PIJAC is incorporated as a nonprofit trade association in New York City by the American Pet Products Manufacturers Association (APPMA), now known as the American Pet Products Association (APPA).

1973

• PIJAC works with the U.S. Department of Agriculture (USDA) in response to a Newcastle disease outbreak that shut down bird importations; PIJAC’s efforts helped lead to the creation of the USDA’s Avian Import Program.

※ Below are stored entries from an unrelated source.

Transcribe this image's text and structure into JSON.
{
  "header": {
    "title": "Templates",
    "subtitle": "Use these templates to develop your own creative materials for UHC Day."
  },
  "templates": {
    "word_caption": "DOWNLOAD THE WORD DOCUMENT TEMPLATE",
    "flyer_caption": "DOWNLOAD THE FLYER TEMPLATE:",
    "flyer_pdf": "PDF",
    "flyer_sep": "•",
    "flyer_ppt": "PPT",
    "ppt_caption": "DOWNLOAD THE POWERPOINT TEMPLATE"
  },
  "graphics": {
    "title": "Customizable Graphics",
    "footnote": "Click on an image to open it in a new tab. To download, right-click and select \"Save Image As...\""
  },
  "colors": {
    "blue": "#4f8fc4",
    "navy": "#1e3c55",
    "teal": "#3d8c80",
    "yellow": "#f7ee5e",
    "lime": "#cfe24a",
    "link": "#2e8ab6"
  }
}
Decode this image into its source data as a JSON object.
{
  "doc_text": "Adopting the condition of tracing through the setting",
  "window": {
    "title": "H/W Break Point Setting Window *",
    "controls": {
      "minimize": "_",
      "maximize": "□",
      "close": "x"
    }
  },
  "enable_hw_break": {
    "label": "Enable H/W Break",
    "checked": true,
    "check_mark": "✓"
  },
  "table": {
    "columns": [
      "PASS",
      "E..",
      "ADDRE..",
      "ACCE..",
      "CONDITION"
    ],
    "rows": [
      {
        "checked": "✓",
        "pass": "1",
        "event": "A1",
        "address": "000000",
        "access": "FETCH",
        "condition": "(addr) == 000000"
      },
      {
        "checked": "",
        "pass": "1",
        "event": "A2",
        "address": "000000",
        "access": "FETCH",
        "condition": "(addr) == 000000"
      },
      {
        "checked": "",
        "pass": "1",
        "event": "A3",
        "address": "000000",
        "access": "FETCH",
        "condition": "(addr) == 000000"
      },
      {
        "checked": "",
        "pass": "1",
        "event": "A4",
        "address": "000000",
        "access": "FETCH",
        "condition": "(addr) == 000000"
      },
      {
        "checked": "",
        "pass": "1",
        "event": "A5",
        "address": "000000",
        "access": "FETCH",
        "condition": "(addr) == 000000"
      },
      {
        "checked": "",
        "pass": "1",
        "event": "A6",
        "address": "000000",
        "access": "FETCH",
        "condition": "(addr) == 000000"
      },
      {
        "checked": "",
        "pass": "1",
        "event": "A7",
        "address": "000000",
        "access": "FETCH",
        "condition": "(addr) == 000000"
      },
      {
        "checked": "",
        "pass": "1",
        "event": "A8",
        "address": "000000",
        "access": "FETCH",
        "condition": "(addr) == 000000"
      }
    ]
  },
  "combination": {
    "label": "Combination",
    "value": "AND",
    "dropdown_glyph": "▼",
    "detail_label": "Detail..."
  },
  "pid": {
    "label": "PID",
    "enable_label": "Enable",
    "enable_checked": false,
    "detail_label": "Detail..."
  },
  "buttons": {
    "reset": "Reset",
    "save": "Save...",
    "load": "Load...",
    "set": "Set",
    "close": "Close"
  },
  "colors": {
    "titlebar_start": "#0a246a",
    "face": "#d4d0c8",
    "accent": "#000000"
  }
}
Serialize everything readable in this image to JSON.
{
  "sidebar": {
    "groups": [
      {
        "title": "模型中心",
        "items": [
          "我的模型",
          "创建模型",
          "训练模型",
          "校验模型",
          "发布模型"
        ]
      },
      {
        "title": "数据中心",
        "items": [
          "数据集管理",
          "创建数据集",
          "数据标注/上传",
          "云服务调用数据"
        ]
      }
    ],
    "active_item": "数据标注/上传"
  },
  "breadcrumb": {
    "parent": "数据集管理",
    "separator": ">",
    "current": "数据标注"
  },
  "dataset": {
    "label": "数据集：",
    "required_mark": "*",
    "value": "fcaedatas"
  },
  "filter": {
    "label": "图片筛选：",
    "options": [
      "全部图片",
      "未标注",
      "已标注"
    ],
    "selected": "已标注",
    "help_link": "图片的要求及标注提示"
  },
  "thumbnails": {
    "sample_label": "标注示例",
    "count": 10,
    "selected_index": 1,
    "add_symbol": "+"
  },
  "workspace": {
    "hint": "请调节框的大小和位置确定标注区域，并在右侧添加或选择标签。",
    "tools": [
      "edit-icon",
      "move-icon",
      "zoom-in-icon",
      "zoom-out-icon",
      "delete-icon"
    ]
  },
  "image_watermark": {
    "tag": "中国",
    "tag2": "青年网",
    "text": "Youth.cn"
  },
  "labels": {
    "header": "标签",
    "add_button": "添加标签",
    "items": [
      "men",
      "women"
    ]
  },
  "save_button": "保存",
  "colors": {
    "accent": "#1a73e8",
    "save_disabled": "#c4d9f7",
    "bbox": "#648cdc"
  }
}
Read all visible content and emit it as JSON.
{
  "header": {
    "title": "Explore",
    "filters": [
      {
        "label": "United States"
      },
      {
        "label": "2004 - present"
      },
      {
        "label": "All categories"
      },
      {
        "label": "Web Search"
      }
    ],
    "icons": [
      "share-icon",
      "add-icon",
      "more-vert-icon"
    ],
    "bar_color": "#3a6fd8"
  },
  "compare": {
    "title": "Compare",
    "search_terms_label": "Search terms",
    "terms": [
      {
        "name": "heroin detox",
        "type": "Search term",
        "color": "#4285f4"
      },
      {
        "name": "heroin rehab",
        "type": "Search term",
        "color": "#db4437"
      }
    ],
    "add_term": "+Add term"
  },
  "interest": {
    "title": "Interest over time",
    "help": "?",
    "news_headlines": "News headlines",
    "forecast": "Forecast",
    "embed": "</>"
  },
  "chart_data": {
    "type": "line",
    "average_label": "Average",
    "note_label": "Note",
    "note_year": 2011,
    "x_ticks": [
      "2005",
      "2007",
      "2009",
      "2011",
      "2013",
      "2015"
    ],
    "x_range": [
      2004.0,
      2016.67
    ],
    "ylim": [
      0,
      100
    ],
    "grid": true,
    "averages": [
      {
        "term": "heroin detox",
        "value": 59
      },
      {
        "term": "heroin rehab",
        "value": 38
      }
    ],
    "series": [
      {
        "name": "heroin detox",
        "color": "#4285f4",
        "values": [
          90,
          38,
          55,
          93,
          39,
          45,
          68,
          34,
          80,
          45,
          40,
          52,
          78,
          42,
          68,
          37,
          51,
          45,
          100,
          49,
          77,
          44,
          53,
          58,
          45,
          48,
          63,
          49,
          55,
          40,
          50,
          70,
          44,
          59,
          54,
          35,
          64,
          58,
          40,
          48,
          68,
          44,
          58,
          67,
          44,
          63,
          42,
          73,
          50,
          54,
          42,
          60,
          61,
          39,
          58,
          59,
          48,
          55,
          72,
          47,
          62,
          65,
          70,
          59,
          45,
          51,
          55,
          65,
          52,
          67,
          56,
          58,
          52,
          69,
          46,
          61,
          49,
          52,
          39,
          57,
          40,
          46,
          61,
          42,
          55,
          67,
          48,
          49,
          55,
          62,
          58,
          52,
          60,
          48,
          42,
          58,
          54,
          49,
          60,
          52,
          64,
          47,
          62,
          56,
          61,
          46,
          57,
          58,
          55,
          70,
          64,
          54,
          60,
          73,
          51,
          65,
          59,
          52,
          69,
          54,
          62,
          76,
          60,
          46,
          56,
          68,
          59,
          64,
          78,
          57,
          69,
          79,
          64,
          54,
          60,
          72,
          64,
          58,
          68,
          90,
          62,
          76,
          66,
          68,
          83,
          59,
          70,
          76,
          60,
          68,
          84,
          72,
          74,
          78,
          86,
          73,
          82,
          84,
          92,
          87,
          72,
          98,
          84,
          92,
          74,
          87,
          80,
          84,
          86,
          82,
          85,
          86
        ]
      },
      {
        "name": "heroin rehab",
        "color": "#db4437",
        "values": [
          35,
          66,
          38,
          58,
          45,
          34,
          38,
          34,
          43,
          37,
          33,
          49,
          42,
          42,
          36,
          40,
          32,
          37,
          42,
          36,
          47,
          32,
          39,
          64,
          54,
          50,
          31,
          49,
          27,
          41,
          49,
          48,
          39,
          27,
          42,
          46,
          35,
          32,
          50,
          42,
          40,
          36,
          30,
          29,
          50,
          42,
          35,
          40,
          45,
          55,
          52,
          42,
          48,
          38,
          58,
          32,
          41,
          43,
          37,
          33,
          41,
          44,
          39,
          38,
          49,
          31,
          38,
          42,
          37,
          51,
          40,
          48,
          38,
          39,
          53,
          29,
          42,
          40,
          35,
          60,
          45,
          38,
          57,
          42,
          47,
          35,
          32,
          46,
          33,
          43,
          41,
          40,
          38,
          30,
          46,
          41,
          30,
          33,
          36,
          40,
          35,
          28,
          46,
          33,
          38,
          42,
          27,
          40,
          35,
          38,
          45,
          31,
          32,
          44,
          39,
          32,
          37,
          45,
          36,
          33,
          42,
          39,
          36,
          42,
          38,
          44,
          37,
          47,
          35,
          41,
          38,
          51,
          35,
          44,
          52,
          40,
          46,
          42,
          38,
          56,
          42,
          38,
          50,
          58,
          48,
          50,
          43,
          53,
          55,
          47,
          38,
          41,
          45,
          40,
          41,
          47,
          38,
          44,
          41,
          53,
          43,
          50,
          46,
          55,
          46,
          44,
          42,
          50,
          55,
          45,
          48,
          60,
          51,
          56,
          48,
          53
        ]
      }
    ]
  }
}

• PIJAC, arguing that lack of science made the approach flawed, helps defeat a U.S. Fish and Wildlife Service proposal that would collectively ban all non-native species imports until each individual species was determined not to cause harm now or in the future.

1975

Due to efforts by PIJAC and the airlines, the Federal Aviation Administration rescinds a proposed Tie Down Rule regulation that, as written, required transported animals to be level with the ground, putting airlines in violation as soon as the plane took off.

1976

PIJAC is involved in the development of Animal Welfare Act amendments that include establishing the requirement for a pre-transport veterinarian exam and health certification, and making it illegal to exhibit or transport animals commonly used in fighting ventures such as dogs or roosters.

1978

• PIJAC successfully opposes Department of Interior import rules that would have needlessly required permits, declarations and a substantial increase in paperwork burdens on wildlife shipments.

• 1978: PIJAC is recognized by the Convention on International Trade in Endangered Species of Wild Fauna and Flora (CITES), an international treaty between governments to regulate wildlife trade, as an international NGO representing the global responsible pet trade.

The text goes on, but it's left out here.